Wadah berbentuk mug dengan bagian terpisah di dalamnya untuk menempatkan kopi di dasar mug dan air menekan bagian itu.  Bagian bawah vietnam drip memiliki lubang-lubang kecil untuk melewatkan tetesan air.

Dia menempatkan wadah itu diatas sebuah cangkir.  Saya meminum kopi langsung dari cangkir itu ketika malam sudah mulai mengendapkan embun.

Pencarian saya untuk secangkir kopi nikmat belum berakhir.  Sebuah kedai kopi yang cukup ternama di Takengon memanggil-manggil.  Kedai itu menyediakan kopi arabika dari kebun sendiri.  Sebagian bahan baku kopi, disediakan oleh para petani yang sudah menjalin kerjasama dengan kedai kopi yang mereka beri nama Bergendaal.  “Itu nama belanda,” kata Fitra, barista di warung kopi itu.

Cara penyajian kopi dengan metode Kalista. (Syafrizaldi)

Fitra menyuguhkan secangkir kopi hitam arabika menggunakan mesin pembuat kopi.  Aromanya menyengat saat asap mengepul dari cangkir.  Saya menyeruput lewat pinggiran cangkir yang dipenuhi krema.

“Kalu pakai mesin, kremanya bisa keluar.  Kalau tidak, sulit mengeluarkan krema kecuali memakai alat penekan yang bagus,” kata Fitra.

Krema adalah buih halus yang dikeluarkan kopi ketika mengalami tekanan dan suhu panas dari air.  Banyak barista memanfaatkan ini untuk dijadikan penghias.  Biasanya, krema dicampur dengan susu murni yang hangat guna menghasilkan hiasan pada bagian atas minuman.

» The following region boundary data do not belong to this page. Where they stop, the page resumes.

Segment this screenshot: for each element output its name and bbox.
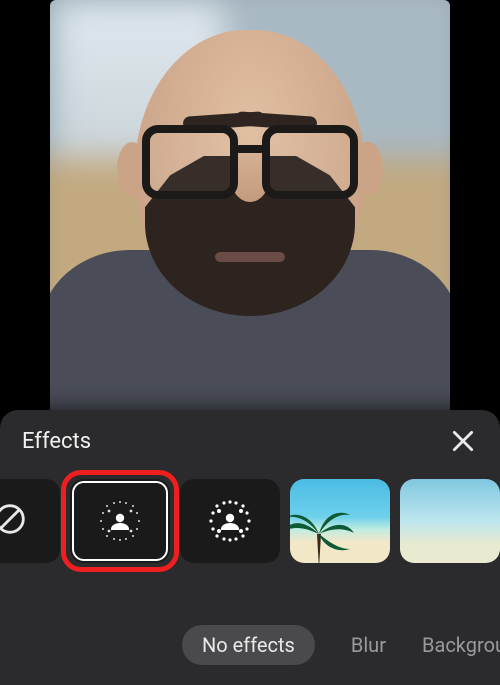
effects-title: Effects (22, 429, 91, 454)
blur-icon (205, 496, 255, 546)
close-button[interactable] (448, 426, 478, 456)
slight-blur-icon (95, 496, 145, 546)
no-effect-tile[interactable] (0, 479, 60, 563)
category-blur[interactable]: Blur (351, 633, 386, 657)
close-icon (450, 428, 476, 454)
blur-tile[interactable] (180, 479, 280, 563)
no-effect-icon (0, 500, 29, 542)
palm-icon (290, 499, 354, 563)
effects-tiles-row[interactable] (0, 466, 500, 576)
effects-sheet: Effects (0, 410, 500, 685)
person-silhouette (70, 10, 430, 430)
video-preview (50, 0, 450, 430)
background-beach-2-tile[interactable] (400, 479, 500, 563)
effects-categories[interactable]: No effects Blur Backgrounds (0, 625, 500, 665)
background-beach-tile[interactable] (290, 479, 390, 563)
effects-sheet-header: Effects (0, 410, 500, 466)
category-no-effects[interactable]: No effects (182, 625, 315, 665)
category-backgrounds[interactable]: Backgrounds (422, 633, 500, 657)
slight-blur-tile[interactable] (70, 479, 170, 563)
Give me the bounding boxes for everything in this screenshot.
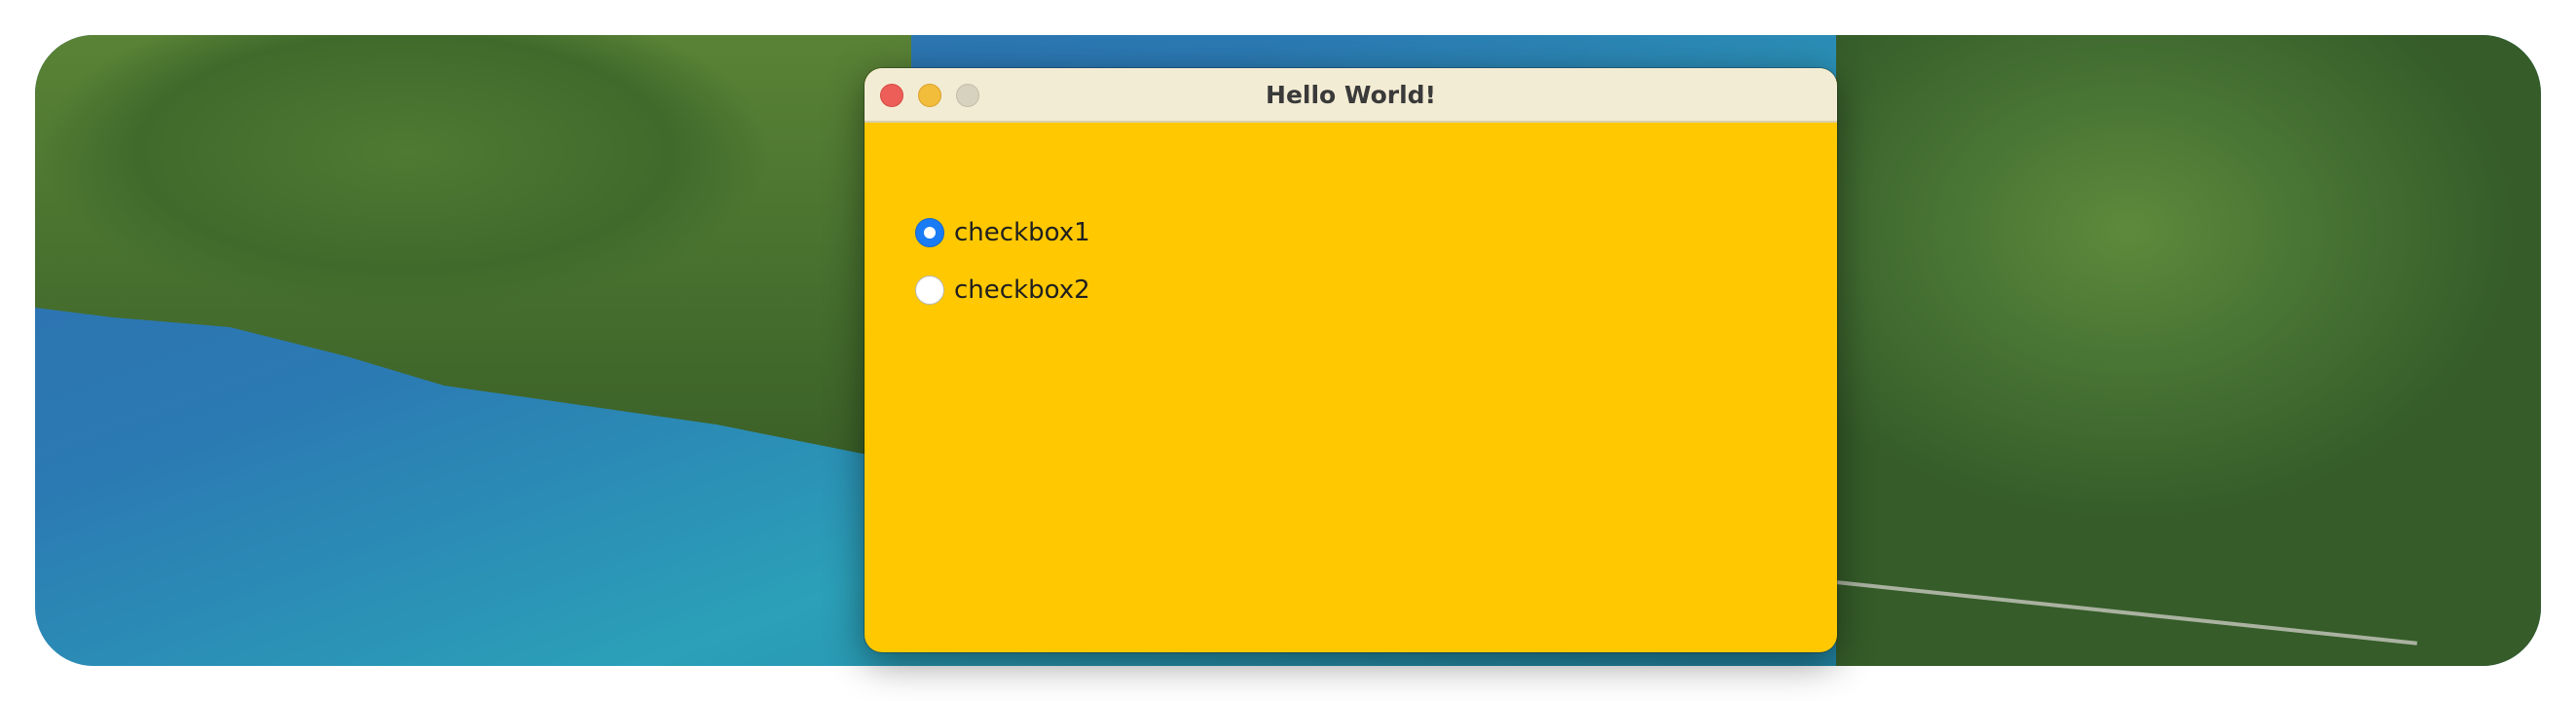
window-content: checkbox1 checkbox2 [865, 123, 1837, 652]
wallpaper-hills-left [35, 35, 911, 463]
radio-option-checkbox2[interactable]: checkbox2 [915, 276, 1090, 305]
radio-option-label: checkbox2 [954, 276, 1090, 305]
title-bar[interactable]: Hello World! [865, 68, 1837, 123]
radio-option-checkbox1[interactable]: checkbox1 [915, 218, 1090, 247]
zoom-button[interactable] [956, 84, 979, 107]
window-title: Hello World! [1266, 80, 1436, 109]
radio-button-selected[interactable] [915, 218, 944, 247]
wallpaper-hills-right [1836, 35, 2541, 666]
window-controls [880, 84, 979, 107]
radio-option-label: checkbox1 [954, 218, 1090, 247]
close-button[interactable] [880, 84, 903, 107]
minimize-button[interactable] [918, 84, 941, 107]
radio-button-unselected[interactable] [915, 276, 944, 305]
app-window: Hello World! checkbox1 checkbox2 [865, 68, 1837, 652]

Dibanyak tempat, kata Fitra, banyak barista yang mengkhususkan dirinya belajar membuat hiasan.  Saya terbayang sebuah tayangan televisi yang menampilkan hiasan wajah Obama, Presiden Amerika Serikat.  Mungkin suatu saat, saya akan meminta barista untuk membuat hiasan berlogo National Geographics.